Both of these women are doing very good work here on this indian reservation in the middle of nowhere and while they've got a big pool to draw from, I don't think they see many people who are sincerely seeking big change. The addictions counselor is working with two other women in my group, both over five years' sober, who have been badly abused in one way or another. Her approach with them, and me, is the same one Marty Nicolaus describes in his book, Empowering the Sober Self: build up the sober self. Focus on the positive aspects of the personality, the desire to live a better life and the innate spiritual strengths of the individual. Be truly open-minded. DO NOT ASSUME THAT YOU KNOW HOW THIS PERSON SHOULD FIND RECOVERY. Create fertile ground for their own finding of that path no matter how twisted it may look at the time.

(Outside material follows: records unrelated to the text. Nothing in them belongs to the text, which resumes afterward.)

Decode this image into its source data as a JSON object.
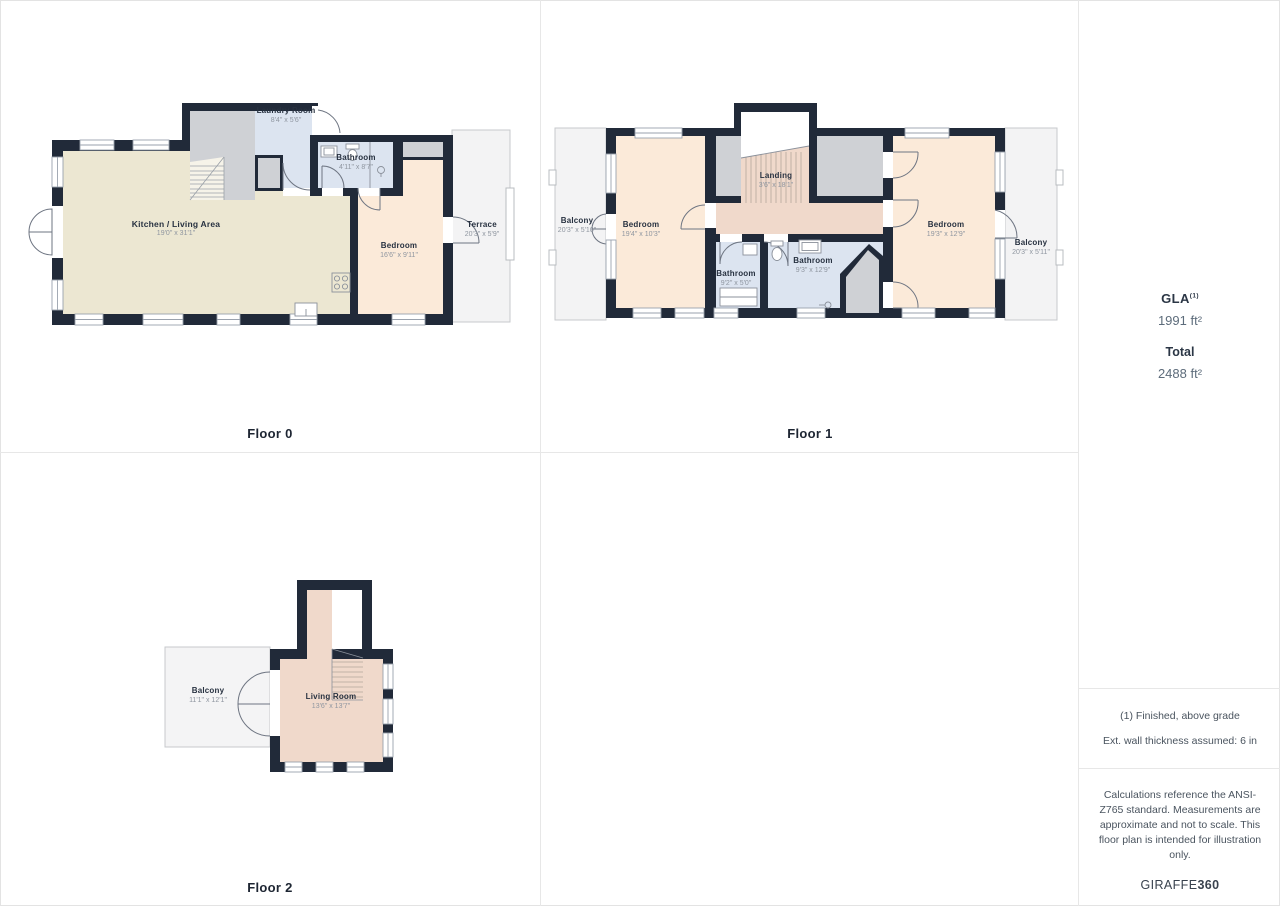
{
  "palette": {
    "wall": "#212a39",
    "kitchen_floor": "#ece7d2",
    "bedroom_floor": "#fbead9",
    "bathroom_floor": "#dce4f0",
    "stairs_landing_floor": "#f0d9cb",
    "utility_gray": "#cfd1d5",
    "outdoor_fill": "#f3f3f4",
    "label_text": "#273140",
    "dims_text": "#8f96a0",
    "value_text": "#5d6c7b"
  },
  "floor0": {
    "caption": "Floor 0",
    "rooms": {
      "laundry": {
        "name": "Laundry Room",
        "dims": "8'4\" x 5'6\""
      },
      "bathroom": {
        "name": "Bathroom",
        "dims": "4'11\" x 8'7\""
      },
      "kitchen": {
        "name": "Kitchen / Living Area",
        "dims": "19'0\" x 31'1\""
      },
      "bedroom": {
        "name": "Bedroom",
        "dims": "16'6\" x 9'11\""
      },
      "terrace": {
        "name": "Terrace",
        "dims": "20'3\" x 5'9\""
      }
    }
  },
  "floor1": {
    "caption": "Floor 1",
    "rooms": {
      "balcony_left": {
        "name": "Balcony",
        "dims": "20'3\" x 5'10\""
      },
      "bedroom_left": {
        "name": "Bedroom",
        "dims": "19'4\" x 10'3\""
      },
      "landing": {
        "name": "Landing",
        "dims": "3'6\" x 18'1\""
      },
      "bathroom_small": {
        "name": "Bathroom",
        "dims": "9'2\" x 5'0\""
      },
      "bathroom_large": {
        "name": "Bathroom",
        "dims": "9'3\" x 12'9\""
      },
      "bedroom_right": {
        "name": "Bedroom",
        "dims": "19'3\" x 12'9\""
      },
      "balcony_right": {
        "name": "Balcony",
        "dims": "20'3\" x 5'11\""
      }
    }
  },
  "floor2": {
    "caption": "Floor 2",
    "rooms": {
      "balcony": {
        "name": "Balcony",
        "dims": "11'1\" x 12'1\""
      },
      "living": {
        "name": "Living Room",
        "dims": "13'6\" x 13'7\""
      }
    }
  },
  "sidebar": {
    "gla_label": "GLA",
    "gla_note_ref": "(1)",
    "gla_value": "1991 ft²",
    "total_label": "Total",
    "total_value": "2488 ft²",
    "note_finished": "(1) Finished, above grade",
    "note_wall": "Ext. wall thickness assumed: 6 in",
    "disclaimer": "Calculations reference the ANSI-Z765 standard. Measurements are approximate and not to scale. This floor plan is intended for illustration only.",
    "brand_regular": "GIRAFFE",
    "brand_bold": "360"
  }
}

This is really good stuff.

Monday, March 23, 2009

The Medicine Wheel



The Medicine Wheel is an ancient healing/living modality created by Native American and other indigenous peoples throughout the world. It's a way of moving through life which is closely infromed by our connection to the earth; earth as mother, nurturer, healer. Earth as home and hearth. Earth now as victim who requires our assistance and cooperation to help her return to balance. I believe recovery is dependent on this connection and on our willingness to begin to treat the Earth, and ourselves, with respect.

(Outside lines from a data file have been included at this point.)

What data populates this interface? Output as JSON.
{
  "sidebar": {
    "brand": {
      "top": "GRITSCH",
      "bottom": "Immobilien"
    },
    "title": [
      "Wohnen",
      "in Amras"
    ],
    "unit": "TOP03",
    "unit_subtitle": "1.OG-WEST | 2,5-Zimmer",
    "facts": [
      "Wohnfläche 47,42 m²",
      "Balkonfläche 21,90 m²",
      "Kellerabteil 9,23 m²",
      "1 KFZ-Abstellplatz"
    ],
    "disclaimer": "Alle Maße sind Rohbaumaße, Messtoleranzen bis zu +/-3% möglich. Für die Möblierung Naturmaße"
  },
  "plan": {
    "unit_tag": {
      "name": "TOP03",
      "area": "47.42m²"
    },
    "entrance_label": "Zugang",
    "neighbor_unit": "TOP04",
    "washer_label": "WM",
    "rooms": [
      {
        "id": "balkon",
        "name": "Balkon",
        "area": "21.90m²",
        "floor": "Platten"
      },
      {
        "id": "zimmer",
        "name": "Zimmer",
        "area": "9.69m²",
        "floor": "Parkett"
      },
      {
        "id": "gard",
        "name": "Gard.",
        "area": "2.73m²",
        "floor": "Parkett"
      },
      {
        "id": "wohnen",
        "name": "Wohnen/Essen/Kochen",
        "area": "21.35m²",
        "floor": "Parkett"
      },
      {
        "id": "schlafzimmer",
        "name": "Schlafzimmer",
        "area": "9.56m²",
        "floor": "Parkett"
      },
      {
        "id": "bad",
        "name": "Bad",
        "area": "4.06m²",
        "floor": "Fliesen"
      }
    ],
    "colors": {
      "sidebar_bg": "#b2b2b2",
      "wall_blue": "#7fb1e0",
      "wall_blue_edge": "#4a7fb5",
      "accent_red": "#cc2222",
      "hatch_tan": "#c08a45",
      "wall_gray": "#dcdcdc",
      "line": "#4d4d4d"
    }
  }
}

Our physical bodies are part of earth, part of this dense matter, but our spirit - through our consciousness - is not, and exploring that frontier is also part of the Medicine Wheel. Freedom of consciousness is encouraged through intention, ritual and celebration. Acquiring even a small amount of freedom of consciousness requires some level of purification and so purification is also part of the Medicine Wheel.

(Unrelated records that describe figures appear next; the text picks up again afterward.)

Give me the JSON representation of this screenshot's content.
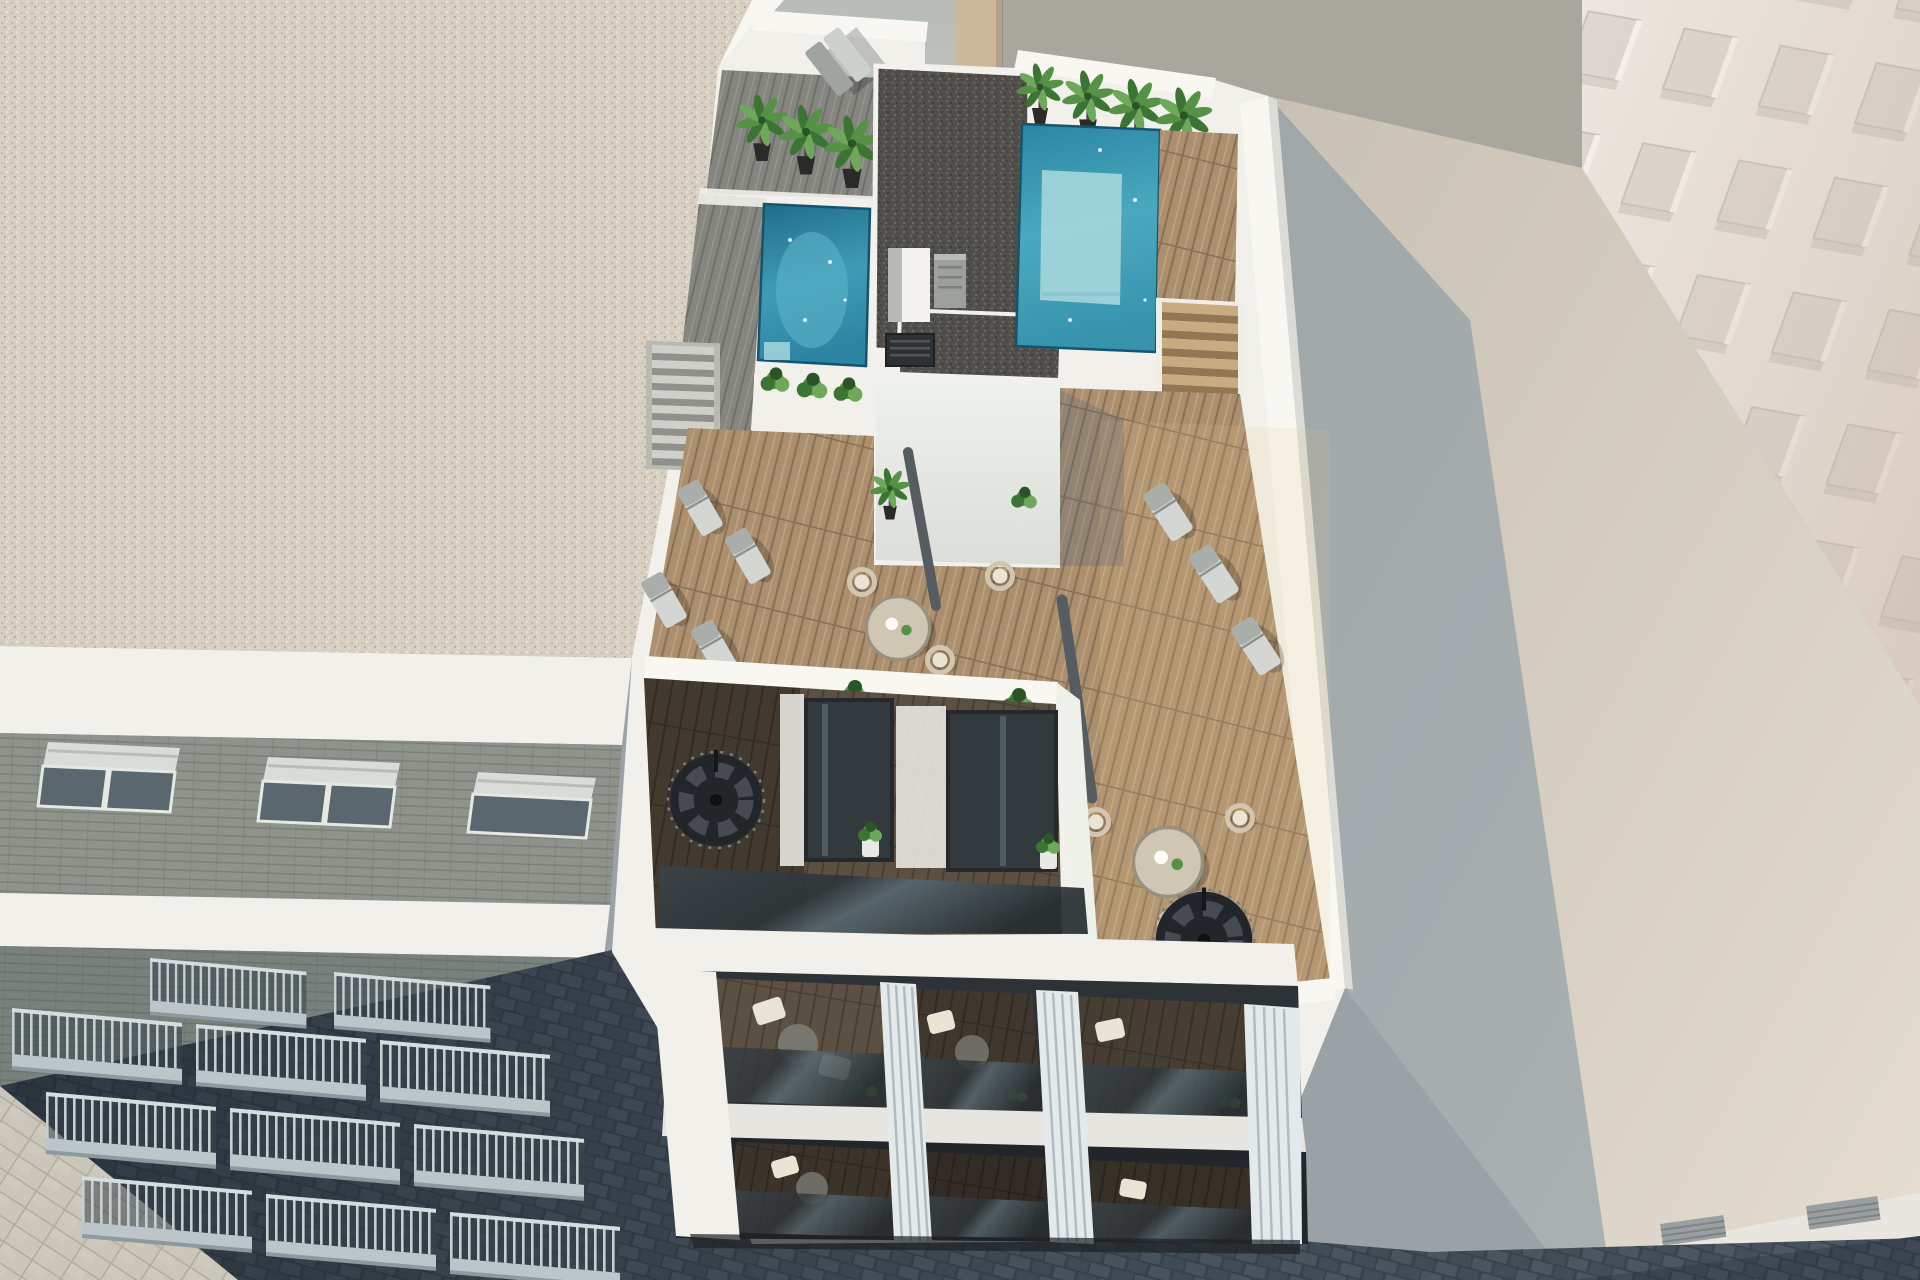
{
  "scene": {
    "title": "Aerial 3D architectural render of a new apartment building with rooftop pool terrace",
    "main_building": {
      "label": "white apartment building with rooftop terrace, two plunge pools, wood deck, loungers and spiral staircases",
      "roof": {
        "pools": 2,
        "palm_plants": 7,
        "sun_loungers": 8,
        "lounge_chairs": 6,
        "round_tables": 2,
        "closed_umbrellas": 2,
        "planters": 4,
        "gravel_roof_sections": 2,
        "stairs": 2
      },
      "floors": {
        "balcony_levels": 3,
        "spiral_staircases": 2,
        "louver_fin_pilasters": 4
      }
    },
    "left_building": {
      "label": "neighboring stone apartment block with gravel roof, shuttered windows and railed balconies",
      "window_groups": 3,
      "balcony_rows": 3
    },
    "right_tower": {
      "label": "tall sunlit white building with recessed window grid"
    },
    "right_roof": {
      "label": "flat neighboring roof with cast building shadow"
    },
    "street": {
      "label": "dark cobbled street"
    },
    "sidewalk": {
      "label": "light paved sidewalk"
    }
  },
  "palette": {
    "bgWall": "#b4bab3",
    "bgWall2": "#a9a69e",
    "tanPillar": "#ccb89c",
    "whiteBright": "#f8f7f2",
    "whiteSoft": "#f1f0ea",
    "whiteShade": "#dadcd5",
    "gravelBeige": "#d7d0c2",
    "gravelBeigeDot1": "#c0b4a0",
    "gravelBeigeDot2": "#efe8da",
    "gravelBeigeDot3": "#a69a85",
    "gravelDark": "#514f4a",
    "gravelDarkDot1": "#6b6a64",
    "gravelDarkDot2": "#3b3a36",
    "gravelDarkDot3": "#7d7c75",
    "poolDeep": "#1f6c8a",
    "poolMid": "#3f9cb6",
    "poolLight": "#58b1c6",
    "poolPale": "#a6d6dc",
    "poolEdge": "#15546e",
    "woodWarm": "#ab8f6f",
    "woodWarmLine": "#8a7154",
    "woodWarmHi": "#c2a57d",
    "woodGray": "#84867f",
    "woodGrayLine": "#6c6e67",
    "woodGrayHi": "#989a92",
    "woodDark": "#5c5042",
    "woodDarkLine": "#483e32",
    "green1": "#3c7434",
    "green2": "#569246",
    "green3": "#6fa85a",
    "greenDark": "#2a5526",
    "potDark": "#2b2a28",
    "potWhite": "#e8e8e4",
    "trunk": "#4a4336",
    "loungerLight": "#d3d6d2",
    "loungerMid": "#a9aeaa",
    "rattan": "#d3c6b0",
    "cushion": "#eae4d4",
    "tableTop": "#cfc6b4",
    "tableRim": "#98917f",
    "umbrella": "#565d60",
    "stairDark": "#22262a",
    "stairMid": "#454b50",
    "glassDark": "#2e3539",
    "glassLight": "#6e8089",
    "brick": "#8e948b",
    "brickLine": "#7a8077",
    "balcSlab": "#bcc6ca",
    "balcBar": "#c6cfd2",
    "balcShadow": "#434d55",
    "paver": "#cbc6ba",
    "paverLine": "#b1aca0",
    "cobble": "#3c4650",
    "cobbleStone": "#4e5963",
    "cobbleStone2": "#45505a",
    "towerBase": "#ece7e0",
    "towerWin": "#dbd6cf",
    "towerWinEdge": "#c6c0b8",
    "roofLit": "#cfc8bb",
    "roofLit2": "#e2dbce",
    "fascia": "#e9e6df",
    "vent": "#9aa0a2",
    "entrance": "#1d2125"
  }
}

The Medicine Wheel is a circular and organic process wherein each direction offers specific lessons that bring about balance, joy in living, respect for self and others, understanding and growth. Many of the processes I've previously explored and continue to explore: archetypes, meditation, ritual, mindfulness, self-examination, tarot, astrology and writing have their place within the wheel. The Medicine Wheel is a framework with tremendous room for individual expression and the freedom to customize what is chosen to place within that framework.

Of course, the most important thing about the Medicine Wheel for me is that I'm attracted to it. One of the principles of AA is that it is based on attraction rather than promotion, but in my experience AA was, and continues to be, promoted as the best if not the only way to recover from addiction. It wasn't intended to be that way, but the treatment industry (I think especially here in the west, but I'm not sure about that) basically grabbed onto the 12 steps and for years made it the only available option. When other programs began to spring up, they were mostly secular in nature, touting the rational road to recovery and these programs work well for many people. But the spiritual aspect of AA is not what bothers me at all. I want my recovery to inform my spirituality and vice versa so the secular programs left me feeling like something was missing as well.

I'm excited about exploring this framework here at Eclectic Recovery.